Several students and staff members at a major Sydney special school have tested positive to COVID-19, forcing hundreds of children and families into isolation.
The outbreak at Giant Steps School in Gladesville spawned from a case that was identified last week. The school, which caters to children and young adults with severe Autism, closed its doors on August 5 after a staff member tested positive, but on 7 August, NSW Health alerted the school that a student had also contracted the virus.
In a statement provided to The Educator, NSW Health confirmed that seven students, three staff members and eight family members have since tested positive, bringing the cluster to 18 cases in total.
Disability advocate groups have previously warned about the potential of schools to be high-risk environments when it comes to COVID-19.
Dr David Roy, a lecturer at the University of Newcastle’s School of Education who works closely with disability advocate groups, said the outbreak at Giant Steps Sydney should not come as a surprise.
“We have known for a long time that schools can be super spreaders of viruses and that the Delta strain of COVID 19 impacts young people and children,” Dr Roy told The Educator.
“Sadly, it is also completely unsurprising it was in a segregated special school for children with a disability.”
Dr Roy said children and adults with a disability have been known to be a greater risk of being infected due to multiple factors – whether the need for close contact with others for support, aspects of self-care or for those with processing challenges.
“Yet, they have been left to the back of the queue for vaccines as have their teachers and support workers; an issue some very wealthy independent schools have not had,” he said.
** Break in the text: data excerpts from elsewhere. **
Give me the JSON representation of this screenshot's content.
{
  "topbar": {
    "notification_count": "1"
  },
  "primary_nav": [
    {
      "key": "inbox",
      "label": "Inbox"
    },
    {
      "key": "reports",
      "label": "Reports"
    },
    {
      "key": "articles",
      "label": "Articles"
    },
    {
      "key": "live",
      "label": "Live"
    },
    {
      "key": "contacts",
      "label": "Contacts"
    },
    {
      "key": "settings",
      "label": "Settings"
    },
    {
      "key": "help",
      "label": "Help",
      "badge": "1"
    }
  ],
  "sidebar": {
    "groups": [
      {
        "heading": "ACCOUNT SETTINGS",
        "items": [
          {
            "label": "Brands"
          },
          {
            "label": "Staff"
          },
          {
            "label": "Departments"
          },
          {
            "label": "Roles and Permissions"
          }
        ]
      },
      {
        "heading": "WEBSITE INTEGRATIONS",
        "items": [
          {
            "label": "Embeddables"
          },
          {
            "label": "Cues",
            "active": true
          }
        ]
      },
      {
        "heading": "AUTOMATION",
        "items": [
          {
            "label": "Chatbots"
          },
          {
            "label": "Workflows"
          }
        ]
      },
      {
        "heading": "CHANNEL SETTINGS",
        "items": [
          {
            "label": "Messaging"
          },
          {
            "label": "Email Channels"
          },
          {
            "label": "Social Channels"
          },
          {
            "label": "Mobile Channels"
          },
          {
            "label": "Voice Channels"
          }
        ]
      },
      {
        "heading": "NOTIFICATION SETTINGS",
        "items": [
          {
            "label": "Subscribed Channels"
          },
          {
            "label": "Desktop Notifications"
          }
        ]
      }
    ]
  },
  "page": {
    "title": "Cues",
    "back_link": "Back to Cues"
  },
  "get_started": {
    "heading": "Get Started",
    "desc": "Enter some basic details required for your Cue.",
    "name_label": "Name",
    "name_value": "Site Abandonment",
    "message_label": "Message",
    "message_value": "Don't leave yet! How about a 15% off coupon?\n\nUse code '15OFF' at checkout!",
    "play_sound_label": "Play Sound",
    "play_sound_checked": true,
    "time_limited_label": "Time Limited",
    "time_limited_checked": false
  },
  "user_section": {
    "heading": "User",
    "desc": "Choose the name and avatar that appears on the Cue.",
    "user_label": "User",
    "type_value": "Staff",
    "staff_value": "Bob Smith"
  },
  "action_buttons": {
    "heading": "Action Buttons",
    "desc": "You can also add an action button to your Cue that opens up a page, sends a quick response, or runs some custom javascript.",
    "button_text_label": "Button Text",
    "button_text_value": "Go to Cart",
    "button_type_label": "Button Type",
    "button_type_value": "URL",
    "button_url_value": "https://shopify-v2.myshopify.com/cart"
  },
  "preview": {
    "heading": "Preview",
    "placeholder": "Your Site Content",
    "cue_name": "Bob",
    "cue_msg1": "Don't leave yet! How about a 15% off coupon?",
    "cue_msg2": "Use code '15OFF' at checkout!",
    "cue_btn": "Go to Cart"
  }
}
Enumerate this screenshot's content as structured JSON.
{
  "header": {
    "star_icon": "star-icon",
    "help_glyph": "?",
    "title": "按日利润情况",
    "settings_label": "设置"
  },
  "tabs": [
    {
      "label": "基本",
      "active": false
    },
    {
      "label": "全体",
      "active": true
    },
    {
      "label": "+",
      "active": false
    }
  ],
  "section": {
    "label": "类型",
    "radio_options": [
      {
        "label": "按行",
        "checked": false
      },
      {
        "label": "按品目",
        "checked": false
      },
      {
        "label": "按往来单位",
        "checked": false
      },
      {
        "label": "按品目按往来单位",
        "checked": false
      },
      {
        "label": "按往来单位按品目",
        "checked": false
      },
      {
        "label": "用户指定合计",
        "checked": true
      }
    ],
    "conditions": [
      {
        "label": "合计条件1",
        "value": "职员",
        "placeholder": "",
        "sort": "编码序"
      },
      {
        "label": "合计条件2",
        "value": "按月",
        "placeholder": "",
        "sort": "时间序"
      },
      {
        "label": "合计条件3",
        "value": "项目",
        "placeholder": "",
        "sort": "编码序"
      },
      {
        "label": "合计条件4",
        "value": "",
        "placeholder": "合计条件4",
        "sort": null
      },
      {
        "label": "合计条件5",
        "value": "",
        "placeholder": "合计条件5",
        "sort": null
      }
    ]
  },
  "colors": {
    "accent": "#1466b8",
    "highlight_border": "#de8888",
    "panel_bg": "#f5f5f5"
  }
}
“Children with a disability have been made a higher priority for the vaccine now, though the booking system seems unable to process this. I know many families whose healthy adults can book a vaccine but their children with a disability cannot.”
‘We need a hard lockdown, and now’
Dr Roy said it is highly likely this will not be the only isolated case of a school with a high proportion of children with a disability attending becoming a place of concern with widespread infections.
“We can only hope that Australia does not respond to children with a disability the way that some other Western systems have with COVID infections, where they have not been prioritised for treatment,” he said.
“We may have failed in vaccinations, just as we have failed in education equity and inclusion. Let’s not fail our most vulnerable again. We need children with a disability vaccinated, we need teachers vaccinated and we need a hard lockdown – now.”
In her 11am press conference this morning, NSW Premier Gladys Berejiklian announced that 390 new cases of community transmission had been recorded in the 24 hours to 8pm last night. Up to 292 of those cases were active in the community whilst infectious.